Post office on Antonsplatz
The post office building on Antonsplatz in Dresden was a post office building built between 1830 and 1832, which was changed several times through extensions and additions . Originally a “clearly structured and classical ” building, this design was later barely recognizable. From 1906 the building housed the Dresden telephone exchange . It was badly damaged in the air raids on Dresden in 1945 and initially remained in ruins until it was demolished in 1952 after seven years of deterioration.
Building history
The building was built between 1830 and 1832 according to plans by the architects Albert Geutebrück and Joseph Thürmer on the site of the former Saturn bastion . It was a three-story three-wing building with a flat hipped roof . The front facade was located on the northern end of the Antonsplatz and was a classicistic sandstone facade designed by Thürmer . This was divided into 15 axes, while the risalite sides were three-axis. There was a portico in the central axis . The first floor was ashlar . It was a "simple and classicist" building.
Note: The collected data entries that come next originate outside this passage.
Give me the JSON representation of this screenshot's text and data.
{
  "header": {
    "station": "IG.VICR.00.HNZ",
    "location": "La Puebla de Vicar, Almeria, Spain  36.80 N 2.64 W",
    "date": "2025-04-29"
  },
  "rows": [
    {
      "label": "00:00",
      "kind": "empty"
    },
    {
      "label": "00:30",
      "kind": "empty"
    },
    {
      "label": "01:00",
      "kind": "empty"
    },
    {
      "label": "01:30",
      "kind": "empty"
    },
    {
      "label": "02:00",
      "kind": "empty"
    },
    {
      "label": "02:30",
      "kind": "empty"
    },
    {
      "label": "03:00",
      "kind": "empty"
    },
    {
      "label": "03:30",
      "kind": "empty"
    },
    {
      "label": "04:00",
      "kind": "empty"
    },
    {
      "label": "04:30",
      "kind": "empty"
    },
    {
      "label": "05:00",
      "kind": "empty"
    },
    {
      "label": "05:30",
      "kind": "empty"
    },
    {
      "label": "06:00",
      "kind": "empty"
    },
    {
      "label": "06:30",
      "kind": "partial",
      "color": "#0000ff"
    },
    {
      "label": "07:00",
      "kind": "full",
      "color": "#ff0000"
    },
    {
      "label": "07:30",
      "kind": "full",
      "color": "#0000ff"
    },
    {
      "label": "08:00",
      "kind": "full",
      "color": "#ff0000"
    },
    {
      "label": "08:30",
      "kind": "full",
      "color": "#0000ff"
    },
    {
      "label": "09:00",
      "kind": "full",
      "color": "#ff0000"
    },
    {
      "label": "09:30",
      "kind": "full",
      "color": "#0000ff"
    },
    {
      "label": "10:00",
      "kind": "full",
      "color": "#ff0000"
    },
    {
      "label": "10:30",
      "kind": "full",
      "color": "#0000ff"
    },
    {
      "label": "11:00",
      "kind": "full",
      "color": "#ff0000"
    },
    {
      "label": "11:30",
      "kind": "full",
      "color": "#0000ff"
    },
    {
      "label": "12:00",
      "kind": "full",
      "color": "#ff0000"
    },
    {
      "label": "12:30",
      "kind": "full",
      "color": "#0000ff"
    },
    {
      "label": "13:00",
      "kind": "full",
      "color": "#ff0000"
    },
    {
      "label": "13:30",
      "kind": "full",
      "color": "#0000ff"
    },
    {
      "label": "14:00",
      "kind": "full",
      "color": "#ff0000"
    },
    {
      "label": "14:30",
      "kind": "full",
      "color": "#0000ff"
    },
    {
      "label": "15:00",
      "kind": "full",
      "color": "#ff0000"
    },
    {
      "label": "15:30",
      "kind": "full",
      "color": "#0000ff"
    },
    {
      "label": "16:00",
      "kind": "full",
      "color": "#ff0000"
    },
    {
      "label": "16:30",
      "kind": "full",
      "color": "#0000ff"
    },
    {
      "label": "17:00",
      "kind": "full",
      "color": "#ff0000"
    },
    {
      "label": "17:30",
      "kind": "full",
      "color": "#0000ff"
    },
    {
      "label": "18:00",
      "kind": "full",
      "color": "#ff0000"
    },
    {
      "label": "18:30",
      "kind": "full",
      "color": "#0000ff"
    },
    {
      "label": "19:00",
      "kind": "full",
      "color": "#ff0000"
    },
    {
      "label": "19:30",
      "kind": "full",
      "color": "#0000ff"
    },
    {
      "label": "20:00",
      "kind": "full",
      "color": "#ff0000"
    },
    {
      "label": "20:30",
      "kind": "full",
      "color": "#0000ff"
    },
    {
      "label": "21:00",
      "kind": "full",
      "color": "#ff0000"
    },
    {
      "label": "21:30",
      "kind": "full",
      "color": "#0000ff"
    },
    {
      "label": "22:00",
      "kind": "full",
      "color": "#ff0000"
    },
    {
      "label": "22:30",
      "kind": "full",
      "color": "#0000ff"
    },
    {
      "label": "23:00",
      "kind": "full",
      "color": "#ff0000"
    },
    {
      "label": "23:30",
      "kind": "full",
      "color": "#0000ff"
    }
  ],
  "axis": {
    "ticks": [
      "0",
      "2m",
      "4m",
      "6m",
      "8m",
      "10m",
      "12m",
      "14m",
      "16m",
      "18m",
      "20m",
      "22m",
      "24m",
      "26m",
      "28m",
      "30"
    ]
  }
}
In accordance with the increased importance of the post office in the north, the original rear of the house later became its new front. The first extension took place at the end of the 1840s. During a renovation in 1893, a fourth floor with perforated corner towers was added for the insulator supports of the telegraph and telephone lines going out from here, as well as a pyramid roof on what is now the rear at Antonsplatz. The facade then showed a tail gable in the central axis, a pilaster structure as well as various window roofs and a cuboid of the facade on the upper floors.
On the opposite side of Marienstraße, the new post office Dresden 1 was built in 1901–1906 as an extension of the Dresden Post Office (Annenstraße / Am See), and since then the old post office has been officially called a telephone office . 1911–1912 a new south wing was built between the corner towers on Antonsplatz.
Web links
Individual evidence
- ^ Volker Helas: Architecture in Dresden 1800–1900 , Verlag der Kunst Dresden GmbH, Dresden 1991, ISBN 3-364-00261-4 , p. 87.
- ↑ postplatz.starkes-dresden.de: The post office building. Retrieved March 14, 2013.
- ↑ Volker Helas: Architecture in Dresden 1800–1900. Verlag der Kunst Dresden GmbH, Dresden 1991, ISBN 3-364-00261-4 , p. 170.